Personal Income, Inflation-Adjusted Percent Change
A healthy economy exists when inflation-adjusted gains in personal income are at least 2-to-3 percent per year. The annual inflation-adjusted percent change in personal income is cyclical, exceeding the target during economic expansions and falling short during recessions. Even during recessions, inflation-adjusted personal income usually rises due to population growth and the countercyclical effect of the transfer payments component, which includes unemployment benefits and income maintenance payments. During expansions, Arizona’s personal income growth typically is much higher than the target and the national average due to the state’s much more rapid population growth. In Arizona, the percent change in personal income during economic expansions has dropped over time, a natural result of the considerable increase in the size of the Arizona economy. During recessions, Arizona’s economic performance usually is inferior to the national average.

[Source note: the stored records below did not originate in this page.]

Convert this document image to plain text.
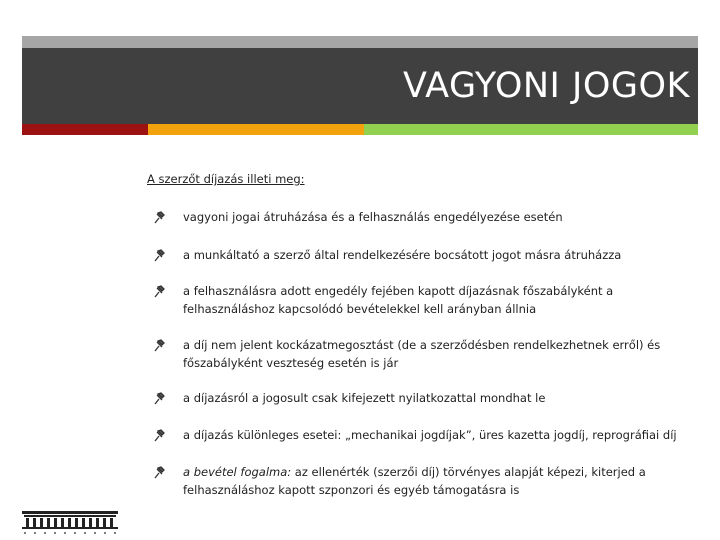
VAGYONI JOGOK

A szerzőt díjazás illeti meg:

vagyoni jogai átruházása és a felhasználás engedélyezése esetén
a munkáltató a szerző által rendelkezésére bocsátott jogot másra átruházza
a felhasználásra adott engedély fejében kapott díjazásnak főszabályként a felhasználáshoz kapcsolódó bevételekkel kell arányban állnia
a díj nem jelent kockázatmegosztást (de a szerződésben rendelkezhetnek erről) és főszabályként veszteség esetén is jár
a díjazásról a jogosult csak kifejezett nyilatkozattal mondhat le
a díjazás különleges esetei: „mechanikai jogdíjak”, üres kazetta jogdíj, reprográfiai díj
a bevétel fogalma: az ellenérték (szerzői díj) törvényes alapját képezi, kiterjed a felhasználáshoz kapott szponzori és egyéb támogatásra is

Nationally, real personal income growth was 4.1 percent in 2011 and 3.3 percent in 2012, meeting the target. The gains were lower in Arizona at 3.3 percent in 2011 and 2.6 percent in 2012. In 2013, the gains nationally and in Arizona were below the target at around 0.5 percent. Greenlee was the only Arizona county that had a growth rate of at least 2 percent in each year. Among the other counties, five reached the target in 2011, but only Maricopa and Yavapai had growth that strong in 2012, and only Graham reached the target in 2013.